A. If this becomes available it will primarily benefit those who have gone gluten-free without an official or proper diagnosis of celiac disease made by a medical provider. These individuals will not have to go through a gluten challenge for weeks or months before the diagnostic tests can be initiated. The test will not directly benefit those that have already been diagnosed.

Question 4

Q. Compared to the way doctors currently diagnose celiac disease (using an anti-tTG blood test and a small intestinal biopsy), what are the benefits of being tested this way? Will this blood test be used to confirm a diagnosis of celiac disease or will a biopsy still be necessary?

A. The results we have so far strongly indicate that gut biopsies will not be necessary to diagnose the disease and that our method can work as a stand-alone test. Alternatively, if both the antibody test (e.g. IgA-tTG) and our test are positive, gut biopsies will most likely not be necessary. Accordingly, general practitioners may perform the final testing to confirm a diagnosis without referring to a specialist (a gastroenterologist for gut biopsies) as they send blood samples for analysis to a central laboratory. Such a diagnostic approach would be much more convenient for the patient and it may also save money.

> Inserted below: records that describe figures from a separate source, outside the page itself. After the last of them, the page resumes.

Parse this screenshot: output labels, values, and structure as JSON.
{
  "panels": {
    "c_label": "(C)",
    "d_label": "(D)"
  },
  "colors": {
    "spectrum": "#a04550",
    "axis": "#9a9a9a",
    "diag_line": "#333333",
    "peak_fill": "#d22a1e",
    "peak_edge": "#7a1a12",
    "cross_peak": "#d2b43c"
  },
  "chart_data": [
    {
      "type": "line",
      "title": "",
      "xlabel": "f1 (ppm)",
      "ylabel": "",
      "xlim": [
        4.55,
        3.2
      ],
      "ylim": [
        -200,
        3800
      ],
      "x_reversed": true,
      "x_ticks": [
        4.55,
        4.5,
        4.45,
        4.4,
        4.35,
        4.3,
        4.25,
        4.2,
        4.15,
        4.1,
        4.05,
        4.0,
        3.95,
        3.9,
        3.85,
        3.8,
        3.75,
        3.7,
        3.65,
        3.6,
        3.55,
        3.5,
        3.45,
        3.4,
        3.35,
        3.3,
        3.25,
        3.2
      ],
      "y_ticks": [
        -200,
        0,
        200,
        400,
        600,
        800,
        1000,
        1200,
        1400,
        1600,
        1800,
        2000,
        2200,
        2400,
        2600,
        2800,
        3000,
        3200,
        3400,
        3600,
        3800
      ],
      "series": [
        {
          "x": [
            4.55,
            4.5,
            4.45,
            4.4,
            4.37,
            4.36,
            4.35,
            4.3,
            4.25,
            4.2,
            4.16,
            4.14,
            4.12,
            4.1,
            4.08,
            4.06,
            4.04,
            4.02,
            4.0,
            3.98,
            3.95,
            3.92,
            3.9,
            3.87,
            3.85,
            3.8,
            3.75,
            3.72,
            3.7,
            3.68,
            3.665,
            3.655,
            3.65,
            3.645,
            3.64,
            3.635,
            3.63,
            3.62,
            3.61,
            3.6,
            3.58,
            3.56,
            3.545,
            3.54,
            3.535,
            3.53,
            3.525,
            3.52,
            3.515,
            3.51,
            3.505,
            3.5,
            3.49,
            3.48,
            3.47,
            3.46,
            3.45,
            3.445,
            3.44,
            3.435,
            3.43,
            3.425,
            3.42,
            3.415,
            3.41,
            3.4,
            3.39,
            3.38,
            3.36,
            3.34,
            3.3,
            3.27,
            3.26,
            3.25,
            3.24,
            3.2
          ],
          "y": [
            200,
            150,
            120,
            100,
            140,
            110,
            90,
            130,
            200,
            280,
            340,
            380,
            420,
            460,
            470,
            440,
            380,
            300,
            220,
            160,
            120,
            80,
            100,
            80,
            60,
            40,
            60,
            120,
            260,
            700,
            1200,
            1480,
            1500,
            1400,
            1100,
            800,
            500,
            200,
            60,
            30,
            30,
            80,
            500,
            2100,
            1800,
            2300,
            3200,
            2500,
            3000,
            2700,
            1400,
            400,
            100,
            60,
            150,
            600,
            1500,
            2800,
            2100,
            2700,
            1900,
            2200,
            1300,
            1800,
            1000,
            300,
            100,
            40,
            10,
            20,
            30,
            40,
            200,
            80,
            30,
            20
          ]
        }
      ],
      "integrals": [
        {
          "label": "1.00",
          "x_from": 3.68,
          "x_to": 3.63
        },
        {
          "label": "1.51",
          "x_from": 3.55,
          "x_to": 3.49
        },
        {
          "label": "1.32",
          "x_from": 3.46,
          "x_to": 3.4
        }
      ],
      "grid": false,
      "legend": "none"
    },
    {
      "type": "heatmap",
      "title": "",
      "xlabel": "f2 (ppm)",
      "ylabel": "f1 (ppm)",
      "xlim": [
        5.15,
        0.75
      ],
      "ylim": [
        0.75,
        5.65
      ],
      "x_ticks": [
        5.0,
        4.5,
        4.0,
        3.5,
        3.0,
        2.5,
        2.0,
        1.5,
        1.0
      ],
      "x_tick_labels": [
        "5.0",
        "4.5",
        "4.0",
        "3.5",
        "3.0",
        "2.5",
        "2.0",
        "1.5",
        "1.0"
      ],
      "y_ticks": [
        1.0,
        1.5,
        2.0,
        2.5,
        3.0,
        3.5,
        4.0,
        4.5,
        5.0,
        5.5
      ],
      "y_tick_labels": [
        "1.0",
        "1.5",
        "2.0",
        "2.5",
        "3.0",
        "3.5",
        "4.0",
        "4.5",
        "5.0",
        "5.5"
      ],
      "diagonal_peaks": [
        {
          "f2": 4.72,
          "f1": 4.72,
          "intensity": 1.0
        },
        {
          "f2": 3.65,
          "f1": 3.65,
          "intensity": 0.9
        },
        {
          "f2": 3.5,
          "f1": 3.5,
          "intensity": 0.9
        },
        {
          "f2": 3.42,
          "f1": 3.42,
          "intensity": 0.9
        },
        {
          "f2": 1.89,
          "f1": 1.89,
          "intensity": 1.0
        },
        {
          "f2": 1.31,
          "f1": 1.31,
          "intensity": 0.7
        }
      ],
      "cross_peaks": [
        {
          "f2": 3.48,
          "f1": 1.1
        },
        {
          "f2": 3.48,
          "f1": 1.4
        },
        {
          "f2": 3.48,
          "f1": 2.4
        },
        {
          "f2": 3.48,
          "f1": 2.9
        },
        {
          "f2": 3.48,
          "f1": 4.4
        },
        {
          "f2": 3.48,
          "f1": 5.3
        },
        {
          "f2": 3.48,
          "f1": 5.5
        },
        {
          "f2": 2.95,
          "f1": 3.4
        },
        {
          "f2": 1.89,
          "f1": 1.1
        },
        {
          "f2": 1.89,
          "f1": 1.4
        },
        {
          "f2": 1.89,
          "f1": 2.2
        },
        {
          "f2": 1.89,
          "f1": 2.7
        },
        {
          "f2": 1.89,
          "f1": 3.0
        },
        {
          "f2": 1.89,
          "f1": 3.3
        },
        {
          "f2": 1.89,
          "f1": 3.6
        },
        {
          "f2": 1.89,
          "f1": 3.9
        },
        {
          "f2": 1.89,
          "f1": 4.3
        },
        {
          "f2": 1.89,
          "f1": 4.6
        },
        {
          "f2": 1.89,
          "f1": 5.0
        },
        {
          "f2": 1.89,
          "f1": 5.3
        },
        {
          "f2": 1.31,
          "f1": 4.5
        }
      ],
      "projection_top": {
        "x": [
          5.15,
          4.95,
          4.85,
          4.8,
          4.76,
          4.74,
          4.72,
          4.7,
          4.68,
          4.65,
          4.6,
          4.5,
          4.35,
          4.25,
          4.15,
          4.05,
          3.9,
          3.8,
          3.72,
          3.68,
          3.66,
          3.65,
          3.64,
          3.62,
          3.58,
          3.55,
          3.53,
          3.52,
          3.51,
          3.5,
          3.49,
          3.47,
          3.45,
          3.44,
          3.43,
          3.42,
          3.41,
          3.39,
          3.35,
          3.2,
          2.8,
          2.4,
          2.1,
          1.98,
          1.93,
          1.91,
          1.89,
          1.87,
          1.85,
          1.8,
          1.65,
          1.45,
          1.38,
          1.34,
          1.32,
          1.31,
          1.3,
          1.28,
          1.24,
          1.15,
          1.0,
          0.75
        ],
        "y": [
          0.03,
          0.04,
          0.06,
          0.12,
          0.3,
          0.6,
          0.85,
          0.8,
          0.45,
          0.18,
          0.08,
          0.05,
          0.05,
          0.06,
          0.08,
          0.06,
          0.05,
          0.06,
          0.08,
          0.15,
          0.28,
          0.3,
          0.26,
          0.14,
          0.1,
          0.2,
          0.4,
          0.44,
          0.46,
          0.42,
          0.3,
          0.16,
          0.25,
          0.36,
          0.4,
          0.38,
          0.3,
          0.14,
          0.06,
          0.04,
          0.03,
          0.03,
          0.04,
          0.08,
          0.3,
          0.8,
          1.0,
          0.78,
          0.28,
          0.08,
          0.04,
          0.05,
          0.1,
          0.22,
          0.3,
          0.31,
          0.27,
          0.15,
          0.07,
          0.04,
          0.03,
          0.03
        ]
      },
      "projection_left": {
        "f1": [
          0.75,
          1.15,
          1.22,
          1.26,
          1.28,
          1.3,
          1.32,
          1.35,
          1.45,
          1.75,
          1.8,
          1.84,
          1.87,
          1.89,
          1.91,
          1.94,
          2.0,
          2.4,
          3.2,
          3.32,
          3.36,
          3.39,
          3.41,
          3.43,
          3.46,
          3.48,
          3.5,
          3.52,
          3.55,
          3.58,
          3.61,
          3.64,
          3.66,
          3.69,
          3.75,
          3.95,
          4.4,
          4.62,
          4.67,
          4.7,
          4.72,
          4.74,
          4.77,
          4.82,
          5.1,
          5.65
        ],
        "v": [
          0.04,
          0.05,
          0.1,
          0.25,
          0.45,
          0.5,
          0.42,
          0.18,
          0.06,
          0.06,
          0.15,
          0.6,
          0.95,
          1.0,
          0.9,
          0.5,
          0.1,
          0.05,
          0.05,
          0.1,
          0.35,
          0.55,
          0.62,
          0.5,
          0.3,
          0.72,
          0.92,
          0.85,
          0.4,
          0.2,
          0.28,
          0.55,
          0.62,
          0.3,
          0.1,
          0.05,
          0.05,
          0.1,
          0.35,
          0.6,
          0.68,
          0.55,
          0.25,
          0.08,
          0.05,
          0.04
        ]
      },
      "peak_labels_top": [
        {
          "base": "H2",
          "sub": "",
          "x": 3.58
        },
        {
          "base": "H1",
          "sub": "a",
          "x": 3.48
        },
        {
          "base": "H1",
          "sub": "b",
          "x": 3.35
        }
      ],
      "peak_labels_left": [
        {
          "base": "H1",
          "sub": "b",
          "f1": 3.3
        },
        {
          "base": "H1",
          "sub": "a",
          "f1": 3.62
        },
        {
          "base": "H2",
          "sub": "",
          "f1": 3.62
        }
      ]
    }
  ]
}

On the other hand, diagnosis through gut biopsies is very well established and often wanted to also exclude other diseases.

Question 5

Q. Will this blood test have an impact on the gluten challenge?

A. Our method will make gluten challenge unnecessary in most cases.

Question 6

Q. Since this blood test is not yet publicly available for use in the doctor’s office, what next steps are you and your research team taking? When would you expect the test to be ready for use in clinics?

A. We are currently running a large clinical trial to confirm the initial findings. The trial will be completed within 2016. To bring the test to the market will need the involvement of commercial companies, and we are currently in touch with a company that is interested in taking such a role. It is difficult to predict when that may happen, but it will at least take three years, probably more.

Question 7

Q. What, if any, role can diagnosed patients and their family members play in this research process?

A. We will need a great number of blood samples from both celiac disease patients and healthy individuals to confirm the initial research findings and to try to improve the original test in the years to come.